The East African, reports that Tullow Oil may pull out of Uganda as a result of a dispute with the Kampala government.
The Irish prospecting firm is reportedly frustrated by the lack of progress on arriving at "a final investment decision" about whether to build a pipeline or a refinery.
There is a long history of disagreement between the oil companies and the government on whether crude or refined products are the best way to commercialise oil production in Uganda.
Tullow is said to favour a pipeline option to facilitate the export of crude oil, while the government would prefer a medium-sized refinery to enable the export of at least some higher value petrol products.
Unlike the two other oil companies in Uganda - France's Total and China's CNOOC, both huge multinationals - Tullow does not have the financial resources to play out a prolonged waiting game, according to analysts interviewed by The East African.

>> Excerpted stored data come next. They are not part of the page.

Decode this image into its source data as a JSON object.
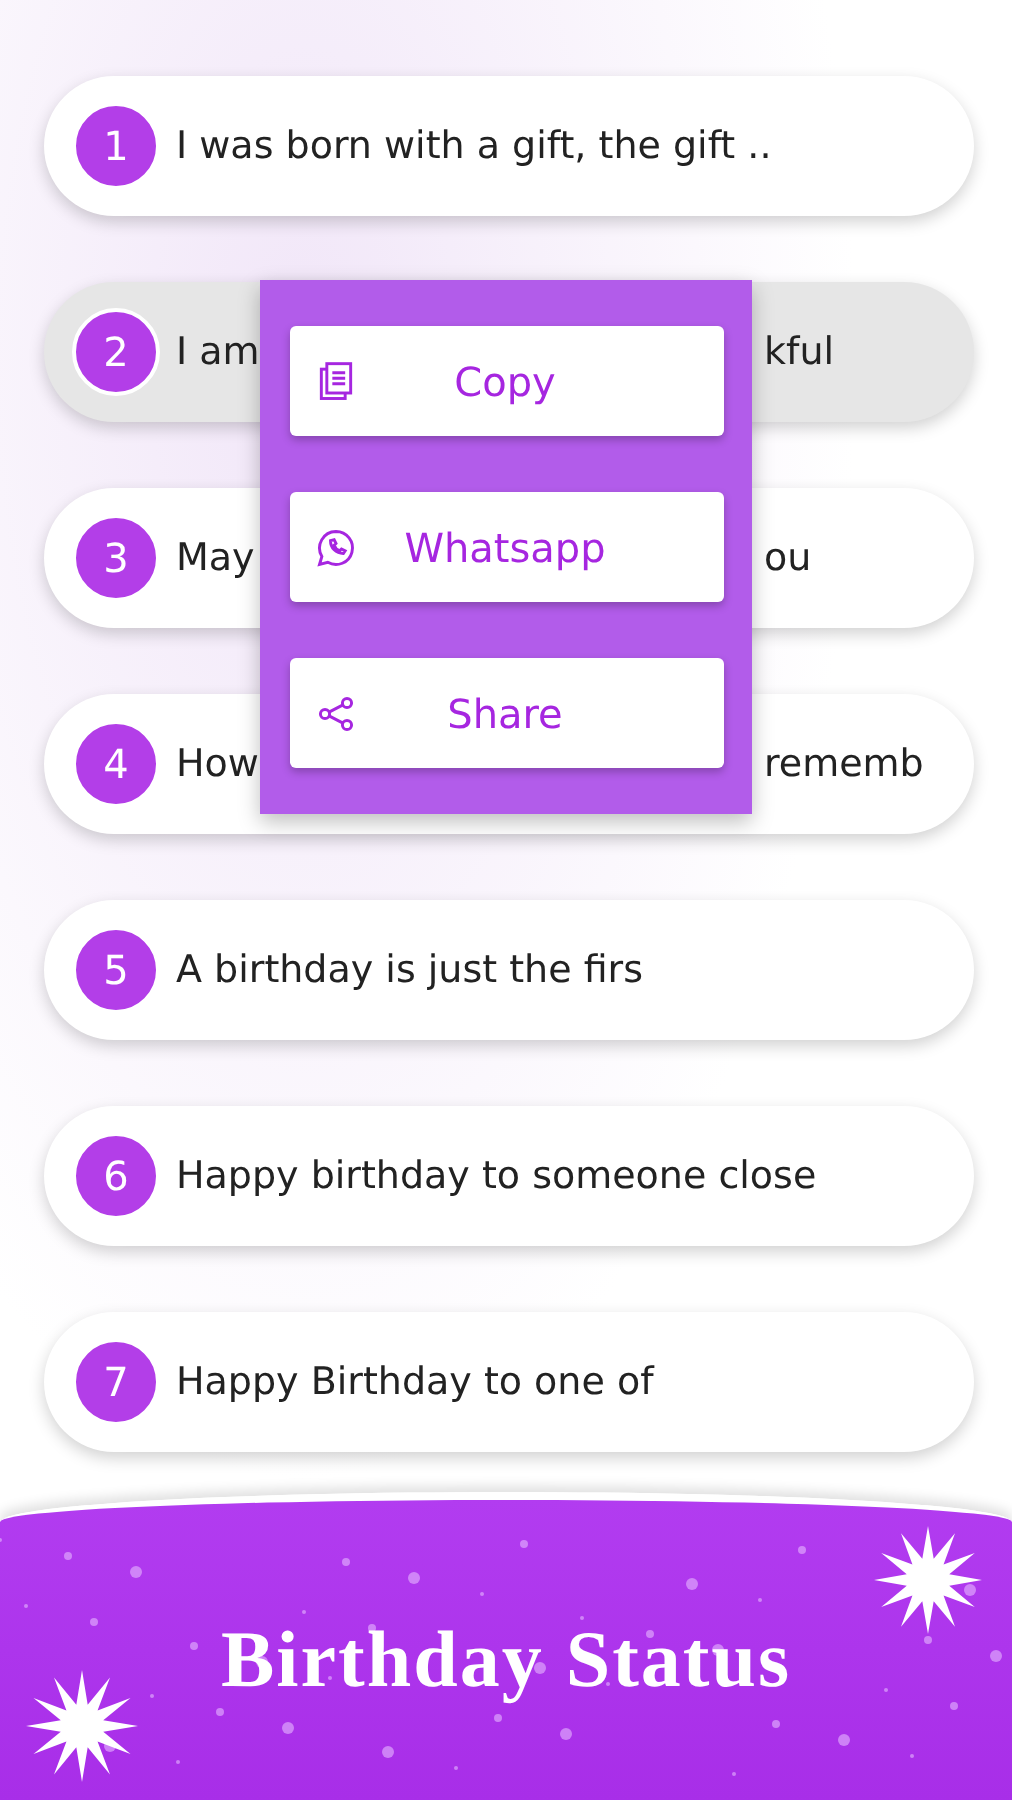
{
  "rows": [
    {
      "number": "1",
      "parts": [
        "I was born with a gift, the gift .."
      ],
      "selected": false
    },
    {
      "number": "2",
      "parts": [
        "I am",
        "kful"
      ],
      "selected": true
    },
    {
      "number": "3",
      "parts": [
        "May",
        "ou"
      ],
      "selected": false
    },
    {
      "number": "4",
      "parts": [
        "How",
        "rememb"
      ],
      "selected": false
    },
    {
      "number": "5",
      "parts": [
        "A birthday is just the firs"
      ],
      "selected": false
    },
    {
      "number": "6",
      "parts": [
        "Happy birthday to someone close"
      ],
      "selected": false
    },
    {
      "number": "7",
      "parts": [
        "Happy Birthday to one of"
      ],
      "selected": false
    }
  ],
  "menu": [
    {
      "kind": "copy",
      "label": "Copy"
    },
    {
      "kind": "whatsapp",
      "label": "Whatsapp"
    },
    {
      "kind": "share",
      "label": "Share"
    }
  ],
  "footer": {
    "title": "Birthday Status"
  }
}
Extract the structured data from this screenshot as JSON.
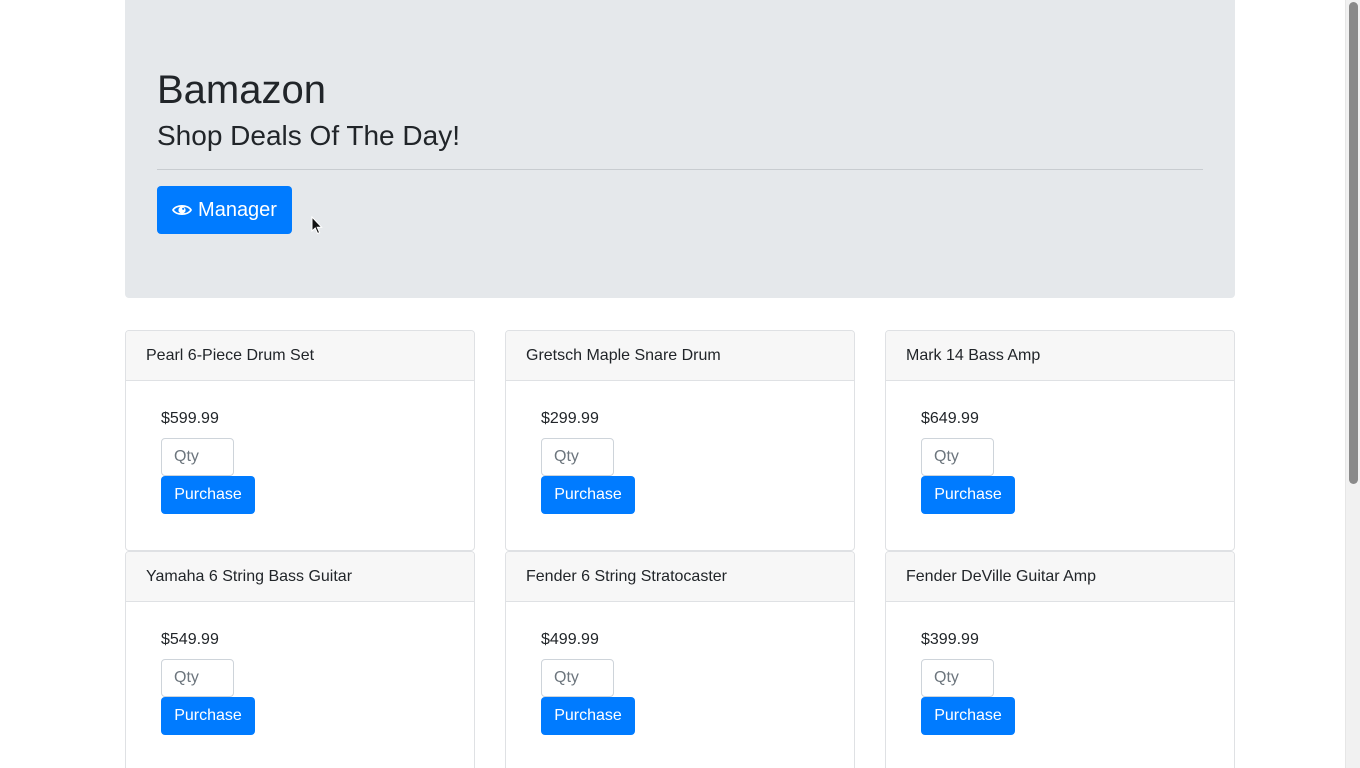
{
  "header": {
    "title": "Bamazon",
    "tagline": "Shop Deals Of The Day!",
    "manager_label": "Manager",
    "manager_icon": "eye-icon"
  },
  "products": [
    {
      "name": "Pearl 6-Piece Drum Set",
      "price": "$599.99",
      "qty_placeholder": "Qty",
      "button": "Purchase"
    },
    {
      "name": "Gretsch Maple Snare Drum",
      "price": "$299.99",
      "qty_placeholder": "Qty",
      "button": "Purchase"
    },
    {
      "name": "Mark 14 Bass Amp",
      "price": "$649.99",
      "qty_placeholder": "Qty",
      "button": "Purchase"
    },
    {
      "name": "Yamaha 6 String Bass Guitar",
      "price": "$549.99",
      "qty_placeholder": "Qty",
      "button": "Purchase"
    },
    {
      "name": "Fender 6 String Stratocaster",
      "price": "$499.99",
      "qty_placeholder": "Qty",
      "button": "Purchase"
    },
    {
      "name": "Fender DeVille Guitar Amp",
      "price": "$399.99",
      "qty_placeholder": "Qty",
      "button": "Purchase"
    }
  ],
  "colors": {
    "primary": "#007bff",
    "jumbotron_bg": "#e5e8eb",
    "card_header_bg": "#f7f7f7"
  }
}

Another story in the regional paper says that the protracted battle over the construction of an international airport next to Tanzania's Serengeti National Park, pitting the government against environmentalists, is nearly over - and the government seems to have carried the day.
Plans for the construction of the 300-million-euro facility, expected to start early next year, are complete and the Tanzania Civil Aviation Authority has approved the project. All that remains now is the release of an environmental impact assessment report by the National Environmental Management Council.
The government has faced nearly six years of stiff resistance from conservationists and environmentalists opposed to the plan.
Objectors have already blocked an earlier attempt to construct a 321-kilometre tarmac road through the Serengeti.
American billionaire and conservationist Paul Tudor Jones is said to be willing to finance the construction of the airport.
Tudor, a prominent Wall Street tycoon, runs a five-star lodge at Sasakwa Hill and owns three wildlife hunting blocs covering nearly 110,000 hectares in western Serengeti.
The airport project is part of President Jakaya Kikwete's dream to create a new gateway to Tanzania's northern tourism circuit, says The East African, and open up investment opportunities in the resource-rich Lake Victoria region.
According to the main story in Uganda's Daily Monitor, Congolese President Joseph Kabila yesterday arrived in Kampala for what sources said was a crisis meeting with President Yoweri Museveni, hours after M23 rebels captured Goma, the commercial capital of eastern Congo's Nord Kivu province. Rwandan President Paul Kagame quickly followed him as fighting escalated in the Kivu region.
DR Congo is adamant that the Tutsi-dominated M23 rebels are receiving military backing from Rwanda, a charge Kigali has consistently rejected.
Several investigations by the UN Group of Experts have also shown that M23 is supported by Rwanda.
The meeting of foreign affairs ministers from the Great Lakes region currently going on in Munyonyo appears to have been overtaken by yesterday's abrupt arrival of Kabila and Kagame, says the Daily Monitor.
Reports from the eastern DRC last night said rebel columns were seen marching out of Goma along the road to the South Kivu town of Bukavu.
Although M23 says it is fighting the government to prevent the ongoing marginalisation of Tutsis, Kinshasa says the reason for the rebellion is control of Congo's minerals, largely concentrated in North and South Kivu provinces.